Database Issues
Incident Report for Keen
Resolved
All service has been fully restored.

Impact:
Clients experienced elevated (single-digit) error rates from 05:00PST to 06:40PST for both data collection and analysis. During a 9-minute window from 05:35PST to 05:44PST error rates spiked as a patch was applied to one of our database clusters. After the patch was applied, error rates dropped effectively to 0, and service was restored.

Cause:
The errors originated from a database cluster that we now use mainly to store metadata. This cluster became stuck in a loop of electing then re-electing a primary replica node. We were able to pin down this behavior to a known bug for which there was a fix in a future version.

We sincerely apologize for the inconvenience this incident has caused. We understand the reliability you expect from our service and the trust you place in us.
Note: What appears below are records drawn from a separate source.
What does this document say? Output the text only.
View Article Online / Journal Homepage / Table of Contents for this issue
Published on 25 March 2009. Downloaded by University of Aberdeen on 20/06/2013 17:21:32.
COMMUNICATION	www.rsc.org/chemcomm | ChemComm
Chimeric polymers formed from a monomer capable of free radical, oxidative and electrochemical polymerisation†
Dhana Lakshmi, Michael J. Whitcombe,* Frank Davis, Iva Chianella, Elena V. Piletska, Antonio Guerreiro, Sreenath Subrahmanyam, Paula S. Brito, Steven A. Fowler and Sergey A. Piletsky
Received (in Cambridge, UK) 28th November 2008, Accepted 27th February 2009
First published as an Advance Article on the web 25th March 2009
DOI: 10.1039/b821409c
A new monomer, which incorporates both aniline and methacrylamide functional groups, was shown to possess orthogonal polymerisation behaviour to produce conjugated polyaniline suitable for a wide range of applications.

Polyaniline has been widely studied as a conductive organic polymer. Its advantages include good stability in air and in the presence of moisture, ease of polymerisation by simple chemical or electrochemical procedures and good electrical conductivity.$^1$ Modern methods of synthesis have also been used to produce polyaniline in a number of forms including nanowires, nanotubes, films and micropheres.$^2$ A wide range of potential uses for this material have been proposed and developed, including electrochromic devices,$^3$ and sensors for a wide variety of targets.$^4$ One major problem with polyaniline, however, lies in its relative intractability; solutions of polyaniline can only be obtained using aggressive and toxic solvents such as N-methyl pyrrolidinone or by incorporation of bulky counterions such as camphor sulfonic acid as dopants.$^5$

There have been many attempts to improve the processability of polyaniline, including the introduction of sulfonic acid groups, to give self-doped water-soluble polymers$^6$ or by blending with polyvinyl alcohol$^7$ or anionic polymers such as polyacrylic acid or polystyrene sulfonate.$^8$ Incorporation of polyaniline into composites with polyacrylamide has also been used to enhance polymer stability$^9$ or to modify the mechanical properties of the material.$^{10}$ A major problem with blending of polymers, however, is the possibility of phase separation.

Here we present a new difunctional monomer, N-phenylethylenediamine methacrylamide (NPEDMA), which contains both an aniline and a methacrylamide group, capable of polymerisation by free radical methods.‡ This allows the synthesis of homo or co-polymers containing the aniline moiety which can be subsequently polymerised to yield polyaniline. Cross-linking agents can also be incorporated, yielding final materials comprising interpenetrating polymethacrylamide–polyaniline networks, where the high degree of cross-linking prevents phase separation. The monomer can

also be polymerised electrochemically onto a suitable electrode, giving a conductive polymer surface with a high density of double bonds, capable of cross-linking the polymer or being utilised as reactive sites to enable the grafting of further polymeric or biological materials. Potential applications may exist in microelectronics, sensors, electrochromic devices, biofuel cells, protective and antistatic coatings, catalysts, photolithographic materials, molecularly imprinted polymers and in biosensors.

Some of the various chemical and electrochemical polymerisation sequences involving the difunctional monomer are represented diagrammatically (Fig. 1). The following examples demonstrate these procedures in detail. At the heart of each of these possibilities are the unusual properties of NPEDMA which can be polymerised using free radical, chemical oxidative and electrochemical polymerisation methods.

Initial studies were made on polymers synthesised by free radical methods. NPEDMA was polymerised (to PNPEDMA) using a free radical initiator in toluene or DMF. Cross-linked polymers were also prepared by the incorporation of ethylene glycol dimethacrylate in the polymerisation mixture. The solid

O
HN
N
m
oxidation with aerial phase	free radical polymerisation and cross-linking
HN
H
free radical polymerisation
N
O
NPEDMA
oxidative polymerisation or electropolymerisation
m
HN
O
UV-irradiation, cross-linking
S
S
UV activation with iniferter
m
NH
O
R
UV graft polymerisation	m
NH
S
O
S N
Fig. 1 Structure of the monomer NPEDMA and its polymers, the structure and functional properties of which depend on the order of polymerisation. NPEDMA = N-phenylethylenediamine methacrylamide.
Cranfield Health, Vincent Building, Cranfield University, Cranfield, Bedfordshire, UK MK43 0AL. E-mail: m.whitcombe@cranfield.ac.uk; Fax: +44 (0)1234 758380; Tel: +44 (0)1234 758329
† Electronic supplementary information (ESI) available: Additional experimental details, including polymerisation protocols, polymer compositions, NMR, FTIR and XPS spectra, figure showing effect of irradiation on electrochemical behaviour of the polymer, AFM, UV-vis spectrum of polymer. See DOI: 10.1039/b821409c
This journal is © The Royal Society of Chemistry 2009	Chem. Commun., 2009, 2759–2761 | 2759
We will do better.

A more detailed RCA (root cause analysis) will follow once that analysis is complete.

-Josh
Posted Jan 08, 2014 - 09:09 PST
Monitoring
Data collection and data querying have been restored. We were able to isolate the incident, and are rolling out patches now to bring all database nodes in sync.
-Josh
Posted Jan 08, 2014 - 07:04 PST
Investigating
One of our databases is currently experiencing issues. This is causing errors in both data collection and data querying for some users. Will update when we know more.

-Ryan
Posted Jan 08, 2014 - 05:14 PST
This incident affected: Stream API and Compute API.